Treatment of human immunodeficiency virus (HIV) infection with nevirapine in patients with < 400 CD4 cells/mm3 rapidly selects for virus with reduced susceptibility to nevirapine. To test whether resistance would develop less quickly in patients with a lower virus burden, nevirapine was studied in asymptomatic patients with > 500 CD4 cells/mm3. With 400 mg of nevirapine daily, the median reduction in HIV RNA was 0.51 log10 copies/mL, and all isolates recovered by 12 weeks were resistant to nevirapine. As in patients with lower CD4 cell counts, some patients experienced sustained reduction in plasma HIV RNA despite the presence of resistant virus. These results suggest that lower levels of HIV RNA and immunosuppression did not retard the rate of emergence of nevirapine-resistant virus; also, a polymerase chain reaction-based HIV RNA assay is sufficiently sensitive to evaluate the antiviral effect of a drug in patients with > 500 CD4 cells/mm3.

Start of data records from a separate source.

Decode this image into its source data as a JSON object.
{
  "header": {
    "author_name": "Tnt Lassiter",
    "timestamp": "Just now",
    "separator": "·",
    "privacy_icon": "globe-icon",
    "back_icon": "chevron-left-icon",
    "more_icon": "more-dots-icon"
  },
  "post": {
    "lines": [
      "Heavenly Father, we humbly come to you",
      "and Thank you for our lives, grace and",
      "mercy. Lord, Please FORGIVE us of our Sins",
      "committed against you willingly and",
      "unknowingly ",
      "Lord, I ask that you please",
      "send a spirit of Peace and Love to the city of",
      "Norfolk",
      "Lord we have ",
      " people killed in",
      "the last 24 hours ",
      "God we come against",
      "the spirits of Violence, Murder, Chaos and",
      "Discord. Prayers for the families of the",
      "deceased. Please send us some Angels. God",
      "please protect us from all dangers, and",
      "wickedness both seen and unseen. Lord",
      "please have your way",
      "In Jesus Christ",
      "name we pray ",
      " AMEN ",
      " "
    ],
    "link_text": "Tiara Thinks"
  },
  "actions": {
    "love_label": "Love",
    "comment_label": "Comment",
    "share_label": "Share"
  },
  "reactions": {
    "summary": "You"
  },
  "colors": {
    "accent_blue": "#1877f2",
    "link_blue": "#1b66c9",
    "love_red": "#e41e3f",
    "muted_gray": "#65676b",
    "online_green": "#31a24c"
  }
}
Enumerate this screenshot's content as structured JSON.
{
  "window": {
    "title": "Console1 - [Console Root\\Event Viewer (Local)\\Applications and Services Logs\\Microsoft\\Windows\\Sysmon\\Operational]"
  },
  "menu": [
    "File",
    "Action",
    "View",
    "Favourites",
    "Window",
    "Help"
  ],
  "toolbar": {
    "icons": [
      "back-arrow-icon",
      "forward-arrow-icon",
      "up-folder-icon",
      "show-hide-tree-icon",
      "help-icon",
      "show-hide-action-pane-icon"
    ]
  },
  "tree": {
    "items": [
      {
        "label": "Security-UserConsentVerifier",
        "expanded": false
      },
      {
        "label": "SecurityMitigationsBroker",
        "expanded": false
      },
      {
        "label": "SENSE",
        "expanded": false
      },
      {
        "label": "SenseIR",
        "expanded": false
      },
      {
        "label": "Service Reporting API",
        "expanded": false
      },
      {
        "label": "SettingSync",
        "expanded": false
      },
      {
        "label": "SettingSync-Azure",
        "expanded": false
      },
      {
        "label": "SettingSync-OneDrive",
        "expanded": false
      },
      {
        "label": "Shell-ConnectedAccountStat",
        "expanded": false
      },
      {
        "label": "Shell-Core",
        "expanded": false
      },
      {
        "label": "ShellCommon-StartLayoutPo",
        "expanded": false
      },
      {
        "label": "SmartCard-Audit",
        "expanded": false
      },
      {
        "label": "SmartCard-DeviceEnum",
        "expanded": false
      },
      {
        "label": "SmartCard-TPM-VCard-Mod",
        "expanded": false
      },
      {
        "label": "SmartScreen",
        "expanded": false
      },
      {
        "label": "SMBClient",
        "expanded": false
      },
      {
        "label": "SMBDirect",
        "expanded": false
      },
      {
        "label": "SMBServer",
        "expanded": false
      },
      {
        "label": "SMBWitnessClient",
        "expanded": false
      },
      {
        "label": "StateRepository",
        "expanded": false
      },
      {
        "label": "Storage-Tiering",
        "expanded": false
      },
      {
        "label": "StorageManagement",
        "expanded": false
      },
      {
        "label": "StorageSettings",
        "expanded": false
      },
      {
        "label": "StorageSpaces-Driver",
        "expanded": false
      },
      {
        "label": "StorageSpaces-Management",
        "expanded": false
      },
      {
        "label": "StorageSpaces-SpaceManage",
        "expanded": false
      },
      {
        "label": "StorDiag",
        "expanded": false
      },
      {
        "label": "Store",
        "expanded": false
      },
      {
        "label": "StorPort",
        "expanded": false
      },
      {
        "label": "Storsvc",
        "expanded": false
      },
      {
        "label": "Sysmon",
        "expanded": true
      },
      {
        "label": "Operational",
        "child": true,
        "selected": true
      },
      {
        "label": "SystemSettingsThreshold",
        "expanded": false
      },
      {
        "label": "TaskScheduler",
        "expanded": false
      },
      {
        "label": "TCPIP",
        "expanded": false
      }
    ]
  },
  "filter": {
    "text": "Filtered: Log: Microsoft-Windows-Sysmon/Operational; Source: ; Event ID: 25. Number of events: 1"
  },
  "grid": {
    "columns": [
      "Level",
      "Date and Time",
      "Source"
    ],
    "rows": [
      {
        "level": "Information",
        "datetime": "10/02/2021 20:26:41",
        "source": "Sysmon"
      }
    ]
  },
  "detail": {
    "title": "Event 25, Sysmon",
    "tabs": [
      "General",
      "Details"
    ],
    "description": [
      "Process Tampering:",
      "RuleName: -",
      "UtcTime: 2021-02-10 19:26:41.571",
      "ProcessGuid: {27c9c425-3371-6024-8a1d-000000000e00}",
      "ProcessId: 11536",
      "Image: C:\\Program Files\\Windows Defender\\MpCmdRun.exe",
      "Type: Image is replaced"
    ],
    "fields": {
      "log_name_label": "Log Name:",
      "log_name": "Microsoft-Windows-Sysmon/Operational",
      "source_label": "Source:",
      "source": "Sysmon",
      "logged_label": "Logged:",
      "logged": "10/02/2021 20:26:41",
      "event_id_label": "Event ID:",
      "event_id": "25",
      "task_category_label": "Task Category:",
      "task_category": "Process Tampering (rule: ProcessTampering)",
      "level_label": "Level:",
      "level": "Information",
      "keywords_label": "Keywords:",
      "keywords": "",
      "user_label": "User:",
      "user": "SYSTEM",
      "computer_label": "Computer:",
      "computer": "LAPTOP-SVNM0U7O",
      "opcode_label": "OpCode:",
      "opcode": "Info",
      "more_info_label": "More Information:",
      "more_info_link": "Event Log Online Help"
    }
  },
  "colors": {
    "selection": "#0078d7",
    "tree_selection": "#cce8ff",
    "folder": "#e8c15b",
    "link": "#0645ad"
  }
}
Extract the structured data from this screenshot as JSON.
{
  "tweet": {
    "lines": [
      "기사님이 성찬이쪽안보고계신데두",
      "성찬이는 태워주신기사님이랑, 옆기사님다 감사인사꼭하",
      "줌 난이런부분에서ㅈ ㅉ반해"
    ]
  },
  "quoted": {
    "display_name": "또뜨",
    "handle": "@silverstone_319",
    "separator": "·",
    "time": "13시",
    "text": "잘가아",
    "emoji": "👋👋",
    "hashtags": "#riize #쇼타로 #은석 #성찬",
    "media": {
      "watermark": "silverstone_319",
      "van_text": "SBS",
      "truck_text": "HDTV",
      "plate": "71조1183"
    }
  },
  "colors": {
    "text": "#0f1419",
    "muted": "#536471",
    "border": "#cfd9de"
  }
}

在CD4细胞计数低于400个/mm³的患者中,使用奈韦拉平治疗人类免疫缺陷病毒(HIV)感染会迅速筛选出对奈韦拉平敏感性降低的病毒。为了测试在病毒载量较低的患者中耐药性是否会发展得较慢,对CD4细胞计数高于500个/mm³的无症状患者进行了奈韦拉平研究。每日服用400毫克奈韦拉平,HIV RNA的中位数降低为0.51 log10拷贝/毫升,到12周时回收的所有分离株均对奈韦拉平耐药。与CD4细胞计数较低的患者一样,一些患者尽管存在耐药病毒,但血浆HIV RNA仍持续降低。这些结果表明,较低水平的HIV RNA和免疫抑制并未延缓奈韦拉平耐药病毒的出现速度;此外,基于聚合酶链反应的HIV RNA检测方法足够灵敏,可用于评估药物对CD4细胞计数高于500个/mm³患者的抗病毒效果。